Most importantly, the major precaution in endemic areas is to avoid tick bites. After outdoor activities, bedding and clothing should be thoroughly shaken and washed. Other effective prevention methods include taking a shower or bathing immediately after outdoor activities, checking for tick bites, and removing ticks as early as possible. In addition, direct contact with the bodily fluids of domestic animals (e.g., cats or dogs) should be avoided in endemic areas [38,119]. Standard precautions are recommended in SFTS patients; however, because accurately identifying the SFTSV transmission route is difficult, SFTSV could be transmitted via multiple routes in patients with severe SFTS. Therefore, active caution, such as isolation, is required.
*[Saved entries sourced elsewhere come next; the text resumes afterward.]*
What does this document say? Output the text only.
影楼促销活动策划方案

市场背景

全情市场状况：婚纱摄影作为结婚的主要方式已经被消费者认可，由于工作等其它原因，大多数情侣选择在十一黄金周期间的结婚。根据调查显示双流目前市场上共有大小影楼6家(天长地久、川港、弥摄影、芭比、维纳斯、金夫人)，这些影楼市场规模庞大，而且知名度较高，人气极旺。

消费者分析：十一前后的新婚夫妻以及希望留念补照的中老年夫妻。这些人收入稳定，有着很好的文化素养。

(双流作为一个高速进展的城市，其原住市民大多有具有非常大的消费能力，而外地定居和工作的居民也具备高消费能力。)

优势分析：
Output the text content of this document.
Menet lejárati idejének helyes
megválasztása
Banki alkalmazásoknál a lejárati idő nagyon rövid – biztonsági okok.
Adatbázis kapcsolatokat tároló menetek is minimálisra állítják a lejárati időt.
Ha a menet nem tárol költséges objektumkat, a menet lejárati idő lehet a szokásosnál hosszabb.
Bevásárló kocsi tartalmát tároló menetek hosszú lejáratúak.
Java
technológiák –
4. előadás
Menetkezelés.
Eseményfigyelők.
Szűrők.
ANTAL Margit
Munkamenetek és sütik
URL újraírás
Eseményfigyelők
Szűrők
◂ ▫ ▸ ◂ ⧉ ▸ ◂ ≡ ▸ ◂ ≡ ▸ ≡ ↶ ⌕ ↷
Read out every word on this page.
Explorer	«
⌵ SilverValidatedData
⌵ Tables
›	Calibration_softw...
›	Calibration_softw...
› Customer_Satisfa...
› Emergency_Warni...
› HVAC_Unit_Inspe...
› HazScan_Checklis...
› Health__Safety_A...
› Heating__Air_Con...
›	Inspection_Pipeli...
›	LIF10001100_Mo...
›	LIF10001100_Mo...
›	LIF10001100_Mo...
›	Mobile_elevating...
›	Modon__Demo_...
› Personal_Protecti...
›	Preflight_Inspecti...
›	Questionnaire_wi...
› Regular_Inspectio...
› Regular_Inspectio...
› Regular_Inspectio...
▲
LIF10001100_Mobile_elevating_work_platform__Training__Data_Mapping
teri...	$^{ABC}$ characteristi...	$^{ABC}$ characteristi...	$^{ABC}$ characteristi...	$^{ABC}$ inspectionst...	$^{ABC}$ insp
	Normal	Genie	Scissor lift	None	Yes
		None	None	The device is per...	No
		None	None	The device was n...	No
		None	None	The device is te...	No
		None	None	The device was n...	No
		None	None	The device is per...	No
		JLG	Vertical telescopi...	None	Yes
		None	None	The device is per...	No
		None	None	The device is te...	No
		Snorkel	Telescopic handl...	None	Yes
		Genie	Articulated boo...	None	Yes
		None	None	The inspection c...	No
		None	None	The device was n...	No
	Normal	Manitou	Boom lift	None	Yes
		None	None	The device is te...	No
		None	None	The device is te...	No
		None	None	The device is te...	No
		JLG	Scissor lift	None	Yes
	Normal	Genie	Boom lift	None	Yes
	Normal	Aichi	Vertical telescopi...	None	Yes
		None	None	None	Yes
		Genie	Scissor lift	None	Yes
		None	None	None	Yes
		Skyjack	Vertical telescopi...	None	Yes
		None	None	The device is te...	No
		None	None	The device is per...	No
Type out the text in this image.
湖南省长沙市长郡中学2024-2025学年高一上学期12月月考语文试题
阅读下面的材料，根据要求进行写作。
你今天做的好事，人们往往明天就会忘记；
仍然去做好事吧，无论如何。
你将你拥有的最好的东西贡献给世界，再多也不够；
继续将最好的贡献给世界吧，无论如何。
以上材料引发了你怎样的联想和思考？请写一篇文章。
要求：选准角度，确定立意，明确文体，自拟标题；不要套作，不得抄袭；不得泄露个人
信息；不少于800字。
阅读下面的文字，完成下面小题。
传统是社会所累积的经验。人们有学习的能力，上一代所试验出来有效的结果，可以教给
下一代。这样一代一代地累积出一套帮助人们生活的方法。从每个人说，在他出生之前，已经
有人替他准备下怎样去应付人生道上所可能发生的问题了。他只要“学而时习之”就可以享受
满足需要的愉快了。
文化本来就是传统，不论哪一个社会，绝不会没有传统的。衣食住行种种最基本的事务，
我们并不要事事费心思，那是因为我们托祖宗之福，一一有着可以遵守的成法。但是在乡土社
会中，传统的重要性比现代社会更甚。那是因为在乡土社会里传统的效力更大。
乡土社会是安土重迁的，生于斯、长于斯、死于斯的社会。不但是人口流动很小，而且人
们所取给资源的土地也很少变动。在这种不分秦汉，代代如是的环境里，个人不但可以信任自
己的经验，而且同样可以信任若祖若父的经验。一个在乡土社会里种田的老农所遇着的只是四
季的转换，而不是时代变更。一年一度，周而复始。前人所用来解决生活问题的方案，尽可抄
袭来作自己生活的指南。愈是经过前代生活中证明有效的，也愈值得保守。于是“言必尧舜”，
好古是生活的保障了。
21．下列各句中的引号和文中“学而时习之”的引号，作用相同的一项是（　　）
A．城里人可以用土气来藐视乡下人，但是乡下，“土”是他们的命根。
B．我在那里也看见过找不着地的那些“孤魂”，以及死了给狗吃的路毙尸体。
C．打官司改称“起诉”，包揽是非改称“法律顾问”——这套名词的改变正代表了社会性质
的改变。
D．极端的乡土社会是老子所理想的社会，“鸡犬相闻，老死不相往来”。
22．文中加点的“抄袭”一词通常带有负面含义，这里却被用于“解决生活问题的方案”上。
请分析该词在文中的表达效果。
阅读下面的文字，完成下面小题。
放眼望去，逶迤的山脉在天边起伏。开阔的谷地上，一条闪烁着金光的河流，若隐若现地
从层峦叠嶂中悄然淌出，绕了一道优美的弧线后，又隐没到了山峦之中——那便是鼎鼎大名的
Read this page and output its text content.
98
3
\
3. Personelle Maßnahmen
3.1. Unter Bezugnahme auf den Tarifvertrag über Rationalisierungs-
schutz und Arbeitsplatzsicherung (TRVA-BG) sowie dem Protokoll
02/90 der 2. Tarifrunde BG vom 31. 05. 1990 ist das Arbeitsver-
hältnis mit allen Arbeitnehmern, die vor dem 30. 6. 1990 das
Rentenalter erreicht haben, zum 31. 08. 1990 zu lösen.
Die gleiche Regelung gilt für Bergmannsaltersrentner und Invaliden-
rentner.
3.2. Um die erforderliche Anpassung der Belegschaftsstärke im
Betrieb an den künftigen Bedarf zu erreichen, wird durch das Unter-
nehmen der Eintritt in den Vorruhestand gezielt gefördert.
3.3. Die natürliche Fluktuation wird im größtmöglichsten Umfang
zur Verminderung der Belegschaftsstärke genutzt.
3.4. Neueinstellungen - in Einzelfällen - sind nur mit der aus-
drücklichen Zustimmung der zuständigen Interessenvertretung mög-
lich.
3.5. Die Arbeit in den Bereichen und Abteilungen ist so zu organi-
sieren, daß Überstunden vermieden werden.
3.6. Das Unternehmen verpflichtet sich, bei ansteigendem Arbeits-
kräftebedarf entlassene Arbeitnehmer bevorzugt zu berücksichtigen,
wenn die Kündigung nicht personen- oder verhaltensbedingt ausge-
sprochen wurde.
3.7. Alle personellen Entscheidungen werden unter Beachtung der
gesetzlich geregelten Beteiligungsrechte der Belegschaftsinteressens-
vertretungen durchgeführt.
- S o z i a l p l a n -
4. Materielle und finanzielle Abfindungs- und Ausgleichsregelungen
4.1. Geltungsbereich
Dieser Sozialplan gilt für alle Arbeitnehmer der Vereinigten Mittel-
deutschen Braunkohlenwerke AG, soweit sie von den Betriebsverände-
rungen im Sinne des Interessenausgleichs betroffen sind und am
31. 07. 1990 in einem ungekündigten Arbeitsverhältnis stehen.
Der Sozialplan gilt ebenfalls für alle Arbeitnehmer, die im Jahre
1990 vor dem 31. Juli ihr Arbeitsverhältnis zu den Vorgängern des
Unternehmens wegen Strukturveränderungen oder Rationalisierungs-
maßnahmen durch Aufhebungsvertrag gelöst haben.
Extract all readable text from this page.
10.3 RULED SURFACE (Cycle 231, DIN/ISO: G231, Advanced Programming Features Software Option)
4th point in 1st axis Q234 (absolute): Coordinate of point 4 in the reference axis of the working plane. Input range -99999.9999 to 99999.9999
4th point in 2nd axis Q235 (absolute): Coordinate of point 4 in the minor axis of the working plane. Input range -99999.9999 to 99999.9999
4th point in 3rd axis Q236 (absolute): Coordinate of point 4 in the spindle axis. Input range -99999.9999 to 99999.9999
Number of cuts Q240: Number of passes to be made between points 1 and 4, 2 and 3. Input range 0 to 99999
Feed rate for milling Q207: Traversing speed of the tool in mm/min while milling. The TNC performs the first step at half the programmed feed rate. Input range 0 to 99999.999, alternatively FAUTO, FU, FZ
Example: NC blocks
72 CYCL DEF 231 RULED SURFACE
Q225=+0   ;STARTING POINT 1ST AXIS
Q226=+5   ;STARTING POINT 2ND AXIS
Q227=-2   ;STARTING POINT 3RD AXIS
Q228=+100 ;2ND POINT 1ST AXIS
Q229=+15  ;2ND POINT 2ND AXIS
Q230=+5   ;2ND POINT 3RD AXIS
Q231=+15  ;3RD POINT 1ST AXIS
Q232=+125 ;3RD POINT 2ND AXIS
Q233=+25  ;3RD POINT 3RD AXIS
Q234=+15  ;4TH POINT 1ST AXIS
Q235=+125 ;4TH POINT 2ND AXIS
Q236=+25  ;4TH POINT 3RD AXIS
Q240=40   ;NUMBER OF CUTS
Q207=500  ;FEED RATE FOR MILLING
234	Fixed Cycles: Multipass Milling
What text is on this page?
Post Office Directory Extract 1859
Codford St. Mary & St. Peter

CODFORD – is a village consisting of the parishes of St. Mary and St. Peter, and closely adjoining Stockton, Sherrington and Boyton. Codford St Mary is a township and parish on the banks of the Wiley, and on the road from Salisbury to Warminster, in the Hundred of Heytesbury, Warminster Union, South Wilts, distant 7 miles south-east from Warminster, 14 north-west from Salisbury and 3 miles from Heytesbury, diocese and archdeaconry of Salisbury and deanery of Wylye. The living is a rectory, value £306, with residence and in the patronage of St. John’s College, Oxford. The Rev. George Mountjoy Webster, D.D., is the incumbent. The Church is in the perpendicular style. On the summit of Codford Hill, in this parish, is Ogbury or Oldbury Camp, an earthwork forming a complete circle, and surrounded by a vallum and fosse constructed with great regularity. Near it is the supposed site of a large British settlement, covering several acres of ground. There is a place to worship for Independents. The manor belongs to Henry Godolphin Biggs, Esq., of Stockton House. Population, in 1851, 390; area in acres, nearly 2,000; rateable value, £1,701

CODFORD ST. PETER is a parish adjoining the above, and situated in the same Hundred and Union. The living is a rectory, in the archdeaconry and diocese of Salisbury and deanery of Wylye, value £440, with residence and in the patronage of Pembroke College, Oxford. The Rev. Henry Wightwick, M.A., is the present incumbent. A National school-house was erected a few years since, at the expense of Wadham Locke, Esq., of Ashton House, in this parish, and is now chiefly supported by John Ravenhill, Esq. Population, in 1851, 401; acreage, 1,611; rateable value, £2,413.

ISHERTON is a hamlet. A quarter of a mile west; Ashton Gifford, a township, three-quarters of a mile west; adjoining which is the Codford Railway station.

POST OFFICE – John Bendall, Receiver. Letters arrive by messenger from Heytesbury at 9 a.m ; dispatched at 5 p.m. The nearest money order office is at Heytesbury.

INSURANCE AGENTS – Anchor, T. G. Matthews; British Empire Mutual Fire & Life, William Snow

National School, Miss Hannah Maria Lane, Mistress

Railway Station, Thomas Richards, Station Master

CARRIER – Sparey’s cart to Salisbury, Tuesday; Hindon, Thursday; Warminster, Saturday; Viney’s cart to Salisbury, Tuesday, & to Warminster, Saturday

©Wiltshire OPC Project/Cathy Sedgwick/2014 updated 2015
Healthcare workers should implement standard precautions, including hand hygiene and use of gloves, gowns, goggles, and N-95 face masks while caring for patients with suspected SFTS; the patient room should be disinfected after discharge [120].

8. Conclusions

SFTS is a tickborne infectious disease caused by SFTSV that has seen increased case reports year by year (especially in East Asia) and is a serious public health problem. SFTS is accompanied by fever and gastrointestinal symptoms; white blood cells and platelet reduction are the principal laboratory findings and progress rapidly, leading to multiple organ failure, bleeding, and death. Several treatment strategies have been applied to patients with severe SFTS, which is associated with a high mortality rate. However, no effective treatment strategy has yet been established, and patients have mostly received only supportive care. Rapidly suspecting and diagnosing SFTS based on clinical features, laboratory findings, and appropriate epidemiological investigations at the time of patient admission is important for patient survival. In addition, large-scale randomized controlled studies are needed to establish more specific treatment strategies and effective prevention measures to reduce case fatality rates. Finally, more research on drug repositioning for the treatment of SFTS is required, similar to current studies related to COVID-19.